A essas alturas, eu já tinha mais amigas que iriam estudar na mesma escola, e fiquei animada com o fato dos meus pais apoiarem a minha volta. O melhor mesmo foi mudar de pensão para estar com essas amigas. Logicamente, tinha um inconveniente. Só no meu quarto dormiam 5 meninas. No total éramos 16 pensionistas, mais o casal dono do local e o neto. O almoço era um Deus nos acuda pelos pedaços do frango, e ter leite condensado roubado da geladeira era o de menos. Mesmo assim, era engraçado. Até óleo de rícino cheguei a colocar na lata para, através de uma dor de barriga, descobrir quem era a ladra! As meninas faziam altas coreografias da Madonna. Porém, estudei bastante para recuperar o tempo perdido, entre o cinema e a cervejinha da quinta. Íamos pra casa todo fim de semana.

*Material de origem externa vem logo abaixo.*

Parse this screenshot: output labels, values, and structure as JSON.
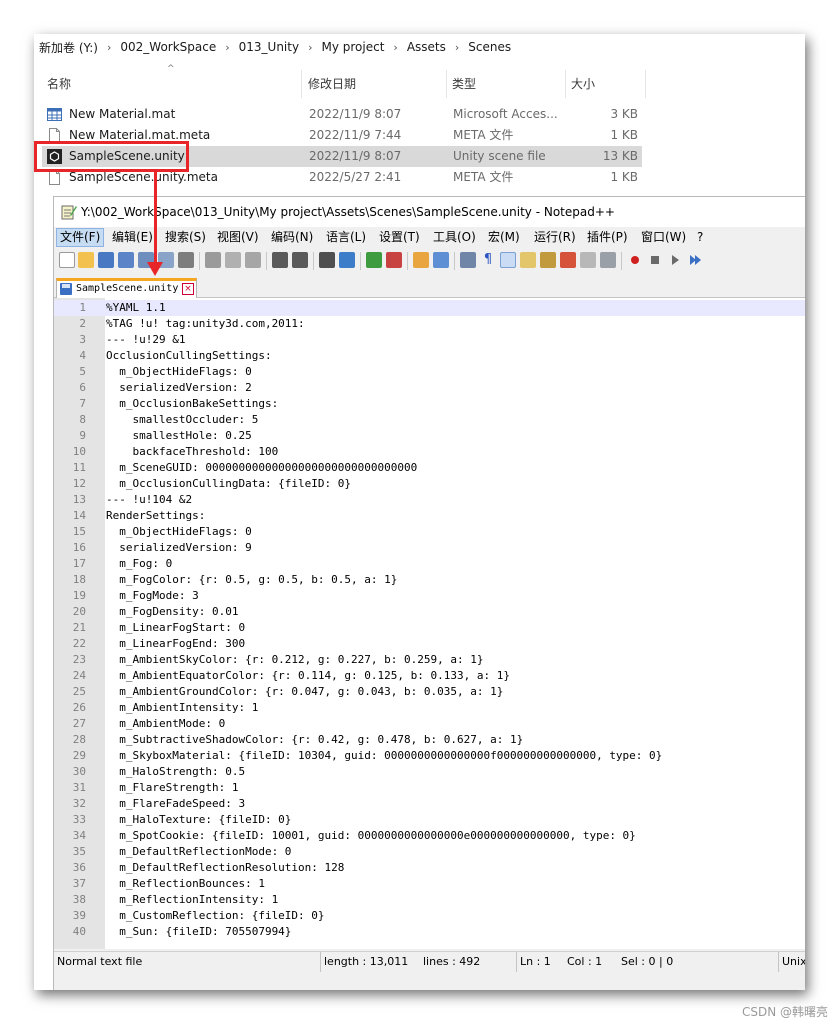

Com o terceiro ano, veio também a mudança de pensão, para uma menor, com apenas 5 meninas e a dona Ritinha, acompanhada pela cadela vira-latas Tila. Com simulados e provas aos sábados, comecei a ir pra casa quinzenalmente, o que me dava mais folga dos afazeres de casa.
Eu morava com as minhas duas melhores amigas. Uma delas, total CDF*, que passava as tardes estudando sozinha, enfurnada no seu quarto. Não gostava de estudar em grupo, a não ser que fosse com o namorado. A outra detestava estudar e adorava tomar sol. Comprou uma toalha que dava pra ver do outro lado, de tão fina, pra poder “esturricar” no quintal da casa. E eu? Tentava estudar e dormia com a apostila na cara.
Acordava meio atordoada e me deparava com essa cena toda semana. Um dia, despertei muito animada, mas não para estudar. Queria fazer alguma coisa e ninguém me deu moral. Fui passear no quintal e explorar algumas partes que não conhecia, até que cheguei a um corredor lateral.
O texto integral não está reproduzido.